You were silent for a few seconds. “Maybe,” you finally said, “you were just jealous of all my followers.”

You poked your fingers into my rib cage, which made me laugh against my will because, as you know well, I’m very ticklish.

“Definitely not,” I said, pressing myself against the car door as I continued laughing. “And stop.”

“I don’t know if I can.” You tickled me even more intensely. “This is my responsibility as your brother.”

“Seriously, CT. Fucking stop!”

“All right, all right, geez—”

“STOP! STOP!”

Distracted by your moronic tickle attack, you drove straightthrough a red light. A car was coming at us from the left, but you slammed on the gas just in time to fly past it and instead crash into a streetlight approximately fifty feet from our destination.

The air bags came out, we both experienced some minor whiplash, and the front of Rex was demolished. The people at the auto repair shop told Mom and Dad it could be fixed, but it was going to be so expensive that they decided to just buy us another used car instead.

And that pretty much sums up the third loop.

Maggie

Shana and I are walking out of school through the main entrance, deep in a heated discussion about the set list for our first gig—she wants to open with “No, Thank You,” which I think is a horrible idea—when I see Carter. He’s hanging out with Bodhi, Robbie, and Amir near the big tree. They’re doing what they do: talking loudly, laughing even loudly-er, and radiating the overly confident, obviously insecure energy of peacocking teenage boys. I knew it was only a matter of time before Carter found his way back to Bodhi.
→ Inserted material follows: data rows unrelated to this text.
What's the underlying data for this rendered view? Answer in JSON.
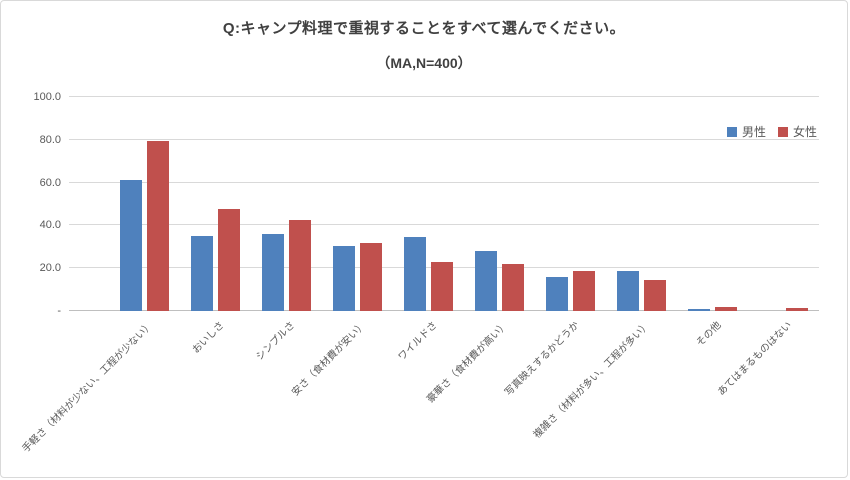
{
  "chart_data": {
    "type": "bar",
    "title": "Q:キャンプ料理で重視することをすべて選んでください。",
    "subtitle": "（MA,N=400）",
    "categories": [
      "手軽さ（材料が少ない、工程が少ない）",
      "おいしさ",
      "シンプルさ",
      "安さ（食材費が安い）",
      "ワイルドさ",
      "豪華さ（食材費が高い）",
      "写真映えするかどうか",
      "複雑さ（材料が多い、工程が多い）",
      "その他",
      "あてはまるものはない"
    ],
    "series": [
      {
        "name": "男性",
        "color": "#4F81BD",
        "values": [
          61,
          35,
          36,
          30.5,
          34.5,
          28,
          16,
          18.5,
          0.8,
          0
        ]
      },
      {
        "name": "女性",
        "color": "#C0504D",
        "values": [
          79.5,
          47.5,
          42.5,
          32,
          23,
          22,
          18.5,
          14.5,
          1.8,
          1.5
        ]
      }
    ],
    "ylim": [
      0,
      100
    ],
    "yticks": [
      "100.0",
      "80.0",
      "60.0",
      "40.0",
      "20.0",
      "-"
    ],
    "ytick_values": [
      100,
      80,
      60,
      40,
      20,
      0
    ],
    "grid": true,
    "legend_position": "top-right",
    "gridline_color": "#d9d9d9",
    "axis_color": "#bfbfbf",
    "text_color": "#595959"
  }
}
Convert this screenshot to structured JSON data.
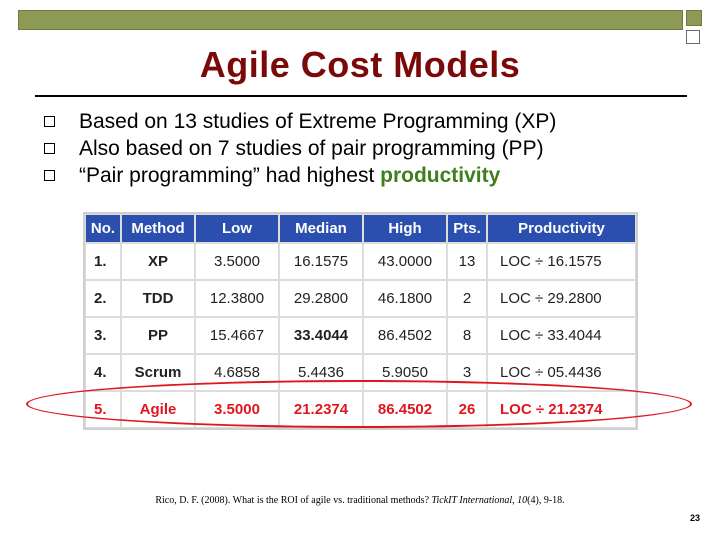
{
  "slide": {
    "title": "Agile Cost Models",
    "bullets": [
      {
        "text": "Based on 13 studies of Extreme Programming (XP)"
      },
      {
        "text": "Also based on 7 studies of pair programming (PP)"
      },
      {
        "text": "“Pair programming” had highest ",
        "highlight": "productivity"
      }
    ],
    "page_number": "23",
    "colors": {
      "title": "#7a0a0a",
      "accent_bar": "#8c9a56",
      "table_header": "#2b4fae",
      "highlight_green": "#2a9b1e",
      "agile_red": "#e0161f"
    }
  },
  "table": {
    "headers": [
      "No.",
      "Method",
      "Low",
      "Median",
      "High",
      "Pts.",
      "Productivity"
    ],
    "rows": [
      [
        "1.",
        "XP",
        "3.5000",
        "16.1575",
        "43.0000",
        "13",
        "LOC ÷ 16.1575"
      ],
      [
        "2.",
        "TDD",
        "12.3800",
        "29.2800",
        "46.1800",
        "2",
        "LOC ÷ 29.2800"
      ],
      [
        "3.",
        "PP",
        "15.4667",
        "33.4044",
        "86.4502",
        "8",
        "LOC ÷ 33.4044"
      ],
      [
        "4.",
        "Scrum",
        "4.6858",
        "5.4436",
        "5.9050",
        "3",
        "LOC ÷ 05.4436"
      ],
      [
        "5.",
        "Agile",
        "3.5000",
        "21.2374",
        "86.4502",
        "26",
        "LOC ÷ 21.2374"
      ]
    ]
  },
  "citation": {
    "prefix": "Rico, D. F. (2008). What is the ROI of agile vs. traditional methods? ",
    "journal": "TickIT International",
    "volume": "10",
    "suffix": "(4), 9-18."
  }
}
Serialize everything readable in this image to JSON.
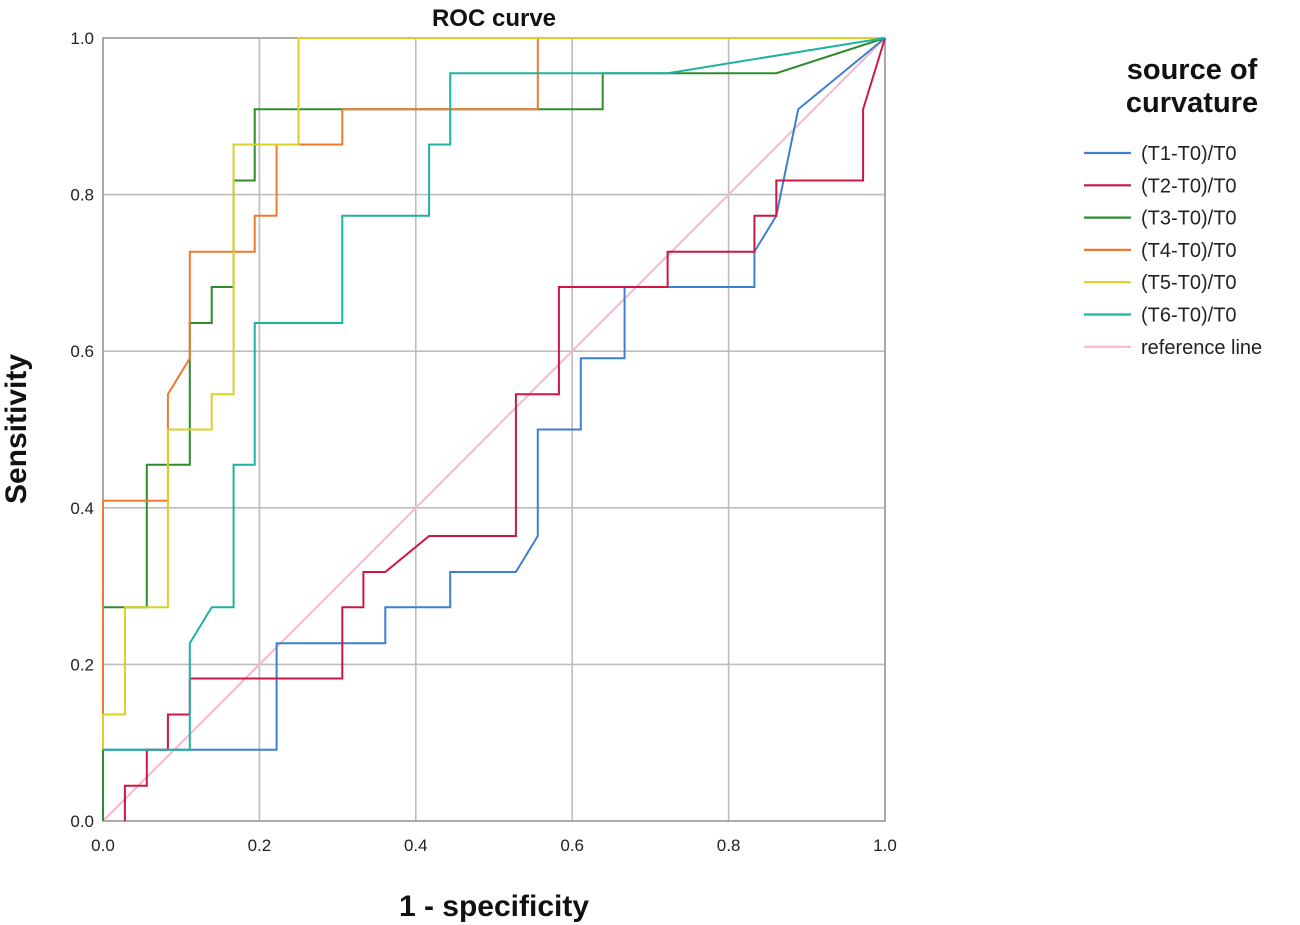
{
  "chart_data": {
    "type": "line",
    "title": "ROC curve",
    "xlabel": "1 - specificity",
    "ylabel": "Sensitivity",
    "xlim": [
      0,
      1
    ],
    "ylim": [
      0,
      1
    ],
    "xticks": [
      "0.0",
      "0.2",
      "0.4",
      "0.6",
      "0.8",
      "1.0"
    ],
    "yticks": [
      "0.0",
      "0.2",
      "0.4",
      "0.6",
      "0.8",
      "1.0"
    ],
    "grid": true,
    "legend_title": "source of curvature",
    "legend_position": "right",
    "series": [
      {
        "name": "(T1-T0)/T0",
        "color": "#3d7fd1",
        "points": [
          [
            0,
            0
          ],
          [
            0,
            0.091
          ],
          [
            0.028,
            0.091
          ],
          [
            0.111,
            0.091
          ],
          [
            0.222,
            0.091
          ],
          [
            0.222,
            0.227
          ],
          [
            0.361,
            0.227
          ],
          [
            0.361,
            0.273
          ],
          [
            0.444,
            0.273
          ],
          [
            0.444,
            0.318
          ],
          [
            0.528,
            0.318
          ],
          [
            0.556,
            0.364
          ],
          [
            0.556,
            0.5
          ],
          [
            0.611,
            0.5
          ],
          [
            0.611,
            0.591
          ],
          [
            0.667,
            0.591
          ],
          [
            0.667,
            0.682
          ],
          [
            0.833,
            0.682
          ],
          [
            0.833,
            0.727
          ],
          [
            0.861,
            0.773
          ],
          [
            0.889,
            0.909
          ],
          [
            1,
            1
          ]
        ]
      },
      {
        "name": "(T2-T0)/T0",
        "color": "#cc1744",
        "points": [
          [
            0.028,
            0
          ],
          [
            0.028,
            0.045
          ],
          [
            0.056,
            0.045
          ],
          [
            0.056,
            0.091
          ],
          [
            0.083,
            0.091
          ],
          [
            0.083,
            0.136
          ],
          [
            0.111,
            0.136
          ],
          [
            0.111,
            0.182
          ],
          [
            0.306,
            0.182
          ],
          [
            0.306,
            0.273
          ],
          [
            0.333,
            0.273
          ],
          [
            0.333,
            0.318
          ],
          [
            0.361,
            0.318
          ],
          [
            0.417,
            0.364
          ],
          [
            0.528,
            0.364
          ],
          [
            0.528,
            0.545
          ],
          [
            0.583,
            0.545
          ],
          [
            0.583,
            0.682
          ],
          [
            0.722,
            0.682
          ],
          [
            0.722,
            0.727
          ],
          [
            0.833,
            0.727
          ],
          [
            0.833,
            0.773
          ],
          [
            0.861,
            0.773
          ],
          [
            0.861,
            0.818
          ],
          [
            0.972,
            0.818
          ],
          [
            0.972,
            0.909
          ],
          [
            1,
            1
          ]
        ]
      },
      {
        "name": "(T3-T0)/T0",
        "color": "#2e8b2e",
        "points": [
          [
            0,
            0
          ],
          [
            0,
            0.273
          ],
          [
            0.056,
            0.273
          ],
          [
            0.056,
            0.455
          ],
          [
            0.111,
            0.455
          ],
          [
            0.111,
            0.636
          ],
          [
            0.139,
            0.636
          ],
          [
            0.139,
            0.682
          ],
          [
            0.167,
            0.682
          ],
          [
            0.167,
            0.818
          ],
          [
            0.194,
            0.818
          ],
          [
            0.194,
            0.909
          ],
          [
            0.639,
            0.909
          ],
          [
            0.639,
            0.955
          ],
          [
            0.861,
            0.955
          ],
          [
            1,
            1
          ]
        ]
      },
      {
        "name": "(T4-T0)/T0",
        "color": "#f07830",
        "points": [
          [
            0,
            0.136
          ],
          [
            0,
            0.409
          ],
          [
            0.083,
            0.409
          ],
          [
            0.083,
            0.545
          ],
          [
            0.111,
            0.591
          ],
          [
            0.111,
            0.727
          ],
          [
            0.194,
            0.727
          ],
          [
            0.194,
            0.773
          ],
          [
            0.222,
            0.773
          ],
          [
            0.222,
            0.864
          ],
          [
            0.306,
            0.864
          ],
          [
            0.306,
            0.909
          ],
          [
            0.556,
            0.909
          ],
          [
            0.556,
            0.955
          ],
          [
            0.556,
            1
          ],
          [
            1,
            1
          ]
        ]
      },
      {
        "name": "(T5-T0)/T0",
        "color": "#dccf26",
        "points": [
          [
            0,
            0.091
          ],
          [
            0,
            0.136
          ],
          [
            0.028,
            0.136
          ],
          [
            0.028,
            0.273
          ],
          [
            0.083,
            0.273
          ],
          [
            0.083,
            0.5
          ],
          [
            0.139,
            0.5
          ],
          [
            0.139,
            0.545
          ],
          [
            0.167,
            0.545
          ],
          [
            0.167,
            0.864
          ],
          [
            0.25,
            0.864
          ],
          [
            0.25,
            1
          ],
          [
            1,
            1
          ]
        ]
      },
      {
        "name": "(T6-T0)/T0",
        "color": "#20b2a0",
        "points": [
          [
            0,
            0.091
          ],
          [
            0.111,
            0.091
          ],
          [
            0.111,
            0.227
          ],
          [
            0.139,
            0.273
          ],
          [
            0.167,
            0.273
          ],
          [
            0.167,
            0.455
          ],
          [
            0.194,
            0.455
          ],
          [
            0.194,
            0.636
          ],
          [
            0.306,
            0.636
          ],
          [
            0.306,
            0.773
          ],
          [
            0.417,
            0.773
          ],
          [
            0.417,
            0.864
          ],
          [
            0.444,
            0.864
          ],
          [
            0.444,
            0.955
          ],
          [
            0.722,
            0.955
          ],
          [
            1,
            1
          ]
        ]
      },
      {
        "name": "reference line",
        "color": "#f5b8cf",
        "points": [
          [
            0,
            0
          ],
          [
            1,
            1
          ]
        ]
      }
    ]
  }
}
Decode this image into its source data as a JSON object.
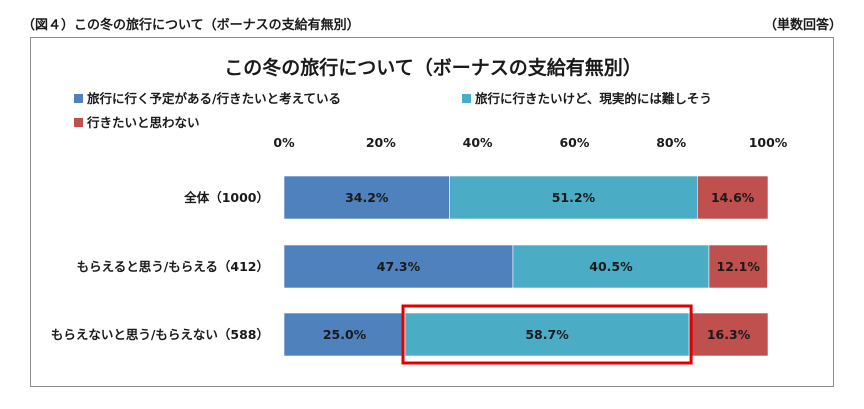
{
  "header": {
    "figure_label": "（図４）この冬の旅行について（ボーナスの支給有無別）",
    "note": "（単数回答）"
  },
  "colors": {
    "plan": "#4f81bd",
    "want": "#4bacc6",
    "no": "#c0504d",
    "highlight": "#e00000"
  },
  "chart_data": {
    "type": "bar",
    "orientation": "horizontal",
    "stacked": true,
    "title": "この冬の旅行について（ボーナスの支給有無別）",
    "xlabel": "",
    "ylabel": "",
    "xlim": [
      0,
      100
    ],
    "ticks": [
      0,
      20,
      40,
      60,
      80,
      100
    ],
    "tick_labels": [
      "0%",
      "20%",
      "40%",
      "60%",
      "80%",
      "100%"
    ],
    "categories": [
      "全体（1000）",
      "もらえると思う/もらえる（412）",
      "もらえないと思う/もらえない（588）"
    ],
    "series": [
      {
        "name": "旅行に行く予定がある/行きたいと考えている",
        "values": [
          34.2,
          47.3,
          25.0
        ],
        "labels": [
          "34.2%",
          "47.3%",
          "25.0%"
        ]
      },
      {
        "name": "旅行に行きたいけど、現実的には難しそう",
        "values": [
          51.2,
          40.5,
          58.7
        ],
        "labels": [
          "51.2%",
          "40.5%",
          "58.7%"
        ]
      },
      {
        "name": "行きたいと思わない",
        "values": [
          14.6,
          12.1,
          16.3
        ],
        "labels": [
          "14.6%",
          "12.1%",
          "16.3%"
        ]
      }
    ],
    "legend": "top",
    "grid": false,
    "highlight": {
      "category_index": 2,
      "series_index": 1
    }
  }
}
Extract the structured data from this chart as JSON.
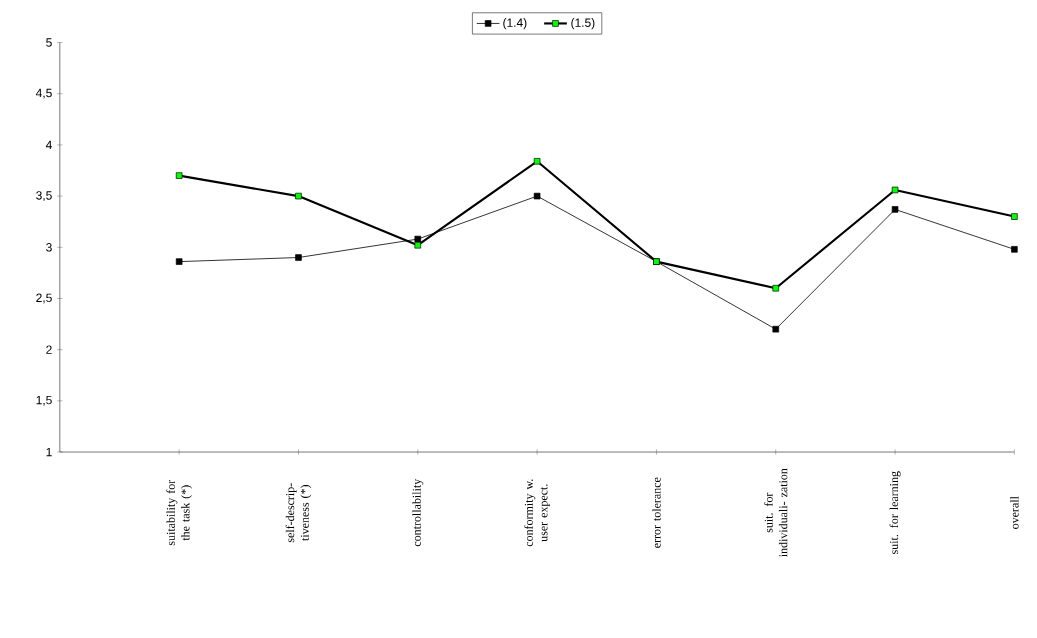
{
  "chart_data": {
    "type": "line",
    "categories": [
      "suitability for the task (*)",
      "self-descrip- tiveness (*)",
      "controllability",
      "conformity w. user expect.",
      "error tolerance",
      "suit. for individuali- zation",
      "suit. for learning",
      "overall"
    ],
    "series": [
      {
        "name": "(1.4)",
        "color": "#000000",
        "marker": "square",
        "values": [
          2.86,
          2.9,
          3.08,
          3.5,
          2.86,
          2.2,
          3.37,
          2.98
        ]
      },
      {
        "name": "(1.5)",
        "color": "#000000",
        "marker": "square",
        "values": [
          3.7,
          3.5,
          3.02,
          3.84,
          2.86,
          2.6,
          3.56,
          3.3
        ]
      }
    ],
    "ylim": [
      1,
      5
    ],
    "yticks": [
      {
        "value": 1,
        "label": "1"
      },
      {
        "value": 1.5,
        "label": "1,5"
      },
      {
        "value": 2,
        "label": "2"
      },
      {
        "value": 2.5,
        "label": "2,5"
      },
      {
        "value": 3,
        "label": "3"
      },
      {
        "value": 3.5,
        "label": "3,5"
      },
      {
        "value": 4,
        "label": "4"
      },
      {
        "value": 4.5,
        "label": "4,5"
      },
      {
        "value": 5,
        "label": "5"
      }
    ],
    "legend": "top",
    "grid": false,
    "line_style": "solid"
  }
}
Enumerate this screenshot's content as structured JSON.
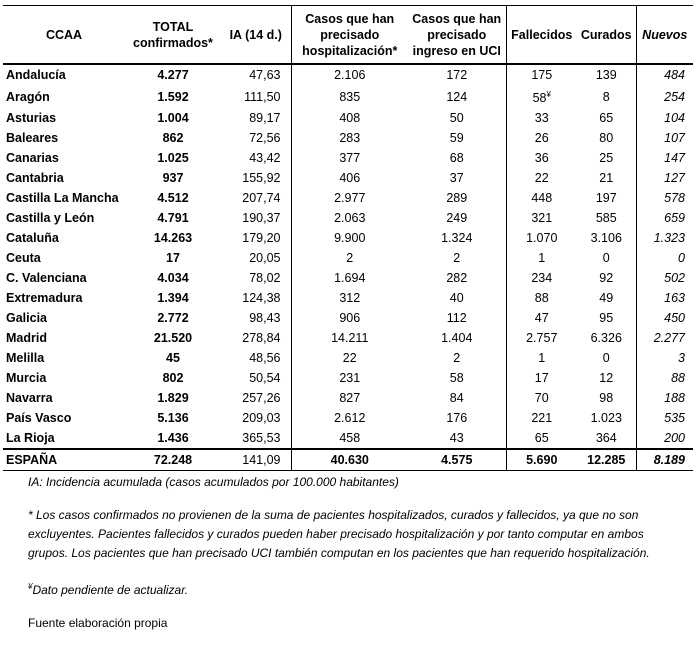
{
  "table": {
    "headers": [
      "CCAA",
      "TOTAL\nconfirmados*",
      "IA (14 d.)",
      "Casos que han\nprecisado\nhospitalización*",
      "Casos que han\nprecisado\ningreso en UCI",
      "Fallecidos",
      "Curados",
      "Nuevos"
    ],
    "rows": [
      [
        "Andalucía",
        "4.277",
        "47,63",
        "2.106",
        "172",
        "175",
        "139",
        "484"
      ],
      [
        "Aragón",
        "1.592",
        "111,50",
        "835",
        "124",
        {
          "text": "58",
          "mark": "¥"
        },
        "8",
        "254"
      ],
      [
        "Asturias",
        "1.004",
        "89,17",
        "408",
        "50",
        "33",
        "65",
        "104"
      ],
      [
        "Baleares",
        "862",
        "72,56",
        "283",
        "59",
        "26",
        "80",
        "107"
      ],
      [
        "Canarias",
        "1.025",
        "43,42",
        "377",
        "68",
        "36",
        "25",
        "147"
      ],
      [
        "Cantabria",
        "937",
        "155,92",
        "406",
        "37",
        "22",
        "21",
        "127"
      ],
      [
        "Castilla La Mancha",
        "4.512",
        "207,74",
        "2.977",
        "289",
        "448",
        "197",
        "578"
      ],
      [
        "Castilla y León",
        "4.791",
        "190,37",
        "2.063",
        "249",
        "321",
        "585",
        "659"
      ],
      [
        "Cataluña",
        "14.263",
        "179,20",
        "9.900",
        "1.324",
        "1.070",
        "3.106",
        "1.323"
      ],
      [
        "Ceuta",
        "17",
        "20,05",
        "2",
        "2",
        "1",
        "0",
        "0"
      ],
      [
        "C. Valenciana",
        "4.034",
        "78,02",
        "1.694",
        "282",
        "234",
        "92",
        "502"
      ],
      [
        "Extremadura",
        "1.394",
        "124,38",
        "312",
        "40",
        "88",
        "49",
        "163"
      ],
      [
        "Galicia",
        "2.772",
        "98,43",
        "906",
        "112",
        "47",
        "95",
        "450"
      ],
      [
        "Madrid",
        "21.520",
        "278,84",
        "14.211",
        "1.404",
        "2.757",
        "6.326",
        "2.277"
      ],
      [
        "Melilla",
        "45",
        "48,56",
        "22",
        "2",
        "1",
        "0",
        "3"
      ],
      [
        "Murcia",
        "802",
        "50,54",
        "231",
        "58",
        "17",
        "12",
        "88"
      ],
      [
        "Navarra",
        "1.829",
        "257,26",
        "827",
        "84",
        "70",
        "98",
        "188"
      ],
      [
        "País Vasco",
        "5.136",
        "209,03",
        "2.612",
        "176",
        "221",
        "1.023",
        "535"
      ],
      [
        "La Rioja",
        "1.436",
        "365,53",
        "458",
        "43",
        "65",
        "364",
        "200"
      ]
    ],
    "total": [
      "ESPAÑA",
      "72.248",
      "141,09",
      "40.630",
      "4.575",
      "5.690",
      "12.285",
      "8.189"
    ]
  },
  "notes": {
    "ia": "IA: Incidencia acumulada (casos acumulados por 100.000 habitantes)",
    "asterisk": "* Los casos confirmados no provienen de la suma de pacientes hospitalizados, curados y fallecidos, ya que no son excluyentes. Pacientes fallecidos y curados pueden haber precisado hospitalización y por tanto computar en ambos grupos. Los pacientes que han precisado UCI también computan en los pacientes que han requerido hospitalización.",
    "pending": {
      "mark": "¥",
      "text": "Dato pendiente de actualizar."
    },
    "source": "Fuente elaboración propia"
  }
}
It definitely makes it easier to stay away. These first weeks back to school have felt infinitely better than those tragic days before the holidays. The distraction of Mom’s engagement to Ron turned out to be really helpful, both because it meant Mom was in the Best Mood of All Time and because it gave me something to bitch about that wasn’t Carter. Plus, Vivian being home generally makes everything better. So I came into January on good footing, and every time I’ve passed Carter in the hall has felt slightly less eventful than the time before; I don’t even look over anymore.

It’s impossible not to notice him right now, though. He is King Bonehead, doing over-the-top impressions of teachers and intentionally bad parkour moves off the tree trunk as he gets huge laughs from the hyenas. He is a funny person, but this obnoxious brand of comedy has always felt cheap to me.

Shana takes Carter in, I know she does, but she continues with our conversation, subtly shifting our path to the parking lot so we won’t pass as close to him. “Starting with a ballad is a bomb move,” she says. “You pull in the audience, make them lean forward to take in our tender melody, then hit ’em hard the next song with somerawk. Blow their faces off. And blow their minds too.”